La mujer finalmente se puso en pie tambaleándose, aturdida, como si hubiera olvidado dónde se encontraba. Dio un único e inseguro paso a la izquierda, la mano apoyada en la muralla, como si eso fuera un consuelo, una conexión con el mundo exterior, en vez de la barrera que la separaba de él.
—Se acabó —dijo Galladon.
—¿Así de fácil? —preguntó Raoden. Galladon asintió.
—Ella ha elegido bien... o al menos lo mejor que se puede elegir. Observa.
En un callejón situado directamente al otro lado del patio se agitaron unas sombras. Raoden y Galladon estaban observando desde el interior de un desvencijado edificio de piedra, uno de los muchos que flanqueaban la entrada al patio de Elantris. Las sombras se convirtieron en un grupo de hombres que se acercaron a la mujer con paso decidido y controlado, hasta rodearla. Uno tendió la mano y se apoderó de su cesta de ofrendas. A la mujer no le quedaban fuerzas para resistirse, simplemente, volvió a desplomarse. Raoden sintió los dedos de Galladon clavarse en su hombro cuando involuntariamente tiró hacia delante con intención de enfrentarse a los ladrones.

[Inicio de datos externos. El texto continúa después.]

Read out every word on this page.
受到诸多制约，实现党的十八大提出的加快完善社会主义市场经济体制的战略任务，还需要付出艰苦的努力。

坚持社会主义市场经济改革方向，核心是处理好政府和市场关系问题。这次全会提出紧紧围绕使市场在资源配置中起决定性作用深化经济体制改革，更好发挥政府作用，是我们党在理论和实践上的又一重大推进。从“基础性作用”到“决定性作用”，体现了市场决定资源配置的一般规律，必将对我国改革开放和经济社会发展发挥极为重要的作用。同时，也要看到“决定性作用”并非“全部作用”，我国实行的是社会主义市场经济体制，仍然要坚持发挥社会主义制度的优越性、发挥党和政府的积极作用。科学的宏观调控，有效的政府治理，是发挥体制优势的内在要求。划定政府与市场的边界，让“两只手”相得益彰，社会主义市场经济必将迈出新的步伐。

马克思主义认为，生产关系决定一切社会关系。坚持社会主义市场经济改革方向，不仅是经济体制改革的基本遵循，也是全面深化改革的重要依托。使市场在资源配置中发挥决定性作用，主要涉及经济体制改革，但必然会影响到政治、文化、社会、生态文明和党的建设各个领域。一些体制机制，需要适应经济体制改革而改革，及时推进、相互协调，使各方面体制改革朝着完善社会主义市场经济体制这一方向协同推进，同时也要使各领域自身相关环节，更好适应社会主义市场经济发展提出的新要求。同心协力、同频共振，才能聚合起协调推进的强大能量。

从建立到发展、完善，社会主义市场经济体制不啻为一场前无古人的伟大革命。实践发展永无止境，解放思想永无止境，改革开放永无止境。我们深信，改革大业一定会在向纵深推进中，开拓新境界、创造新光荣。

—No es una buena idea. ¿Kolo? —susurró Galladon—. Guarda tu valor para ti. Si torcerte un dedo estuvo a punto de dejarte fuera de combate, piensa cómo será uno de esos garrotes golpeando tu valiente cabecita.
Raoden asintió, relajándose. Habían robado a la mujer, pero no parecía que corriera ningún otro peligro. Dolía, sin embargo, mirarla. No era una joven doncella. Tenía la recia figura de una mujer acostumbrada a parir hijos y a llevar adelante una casa. Una madre, no una damisela. Las profundas arrugas de su rostro hablaban de sabiduría ganada duramente y de valor, y de algún modo eso hacía que mirarla fuera más difícil. Si una mujer así podía ser derrotada por Elantris, ¿qué esperanza había para Raoden?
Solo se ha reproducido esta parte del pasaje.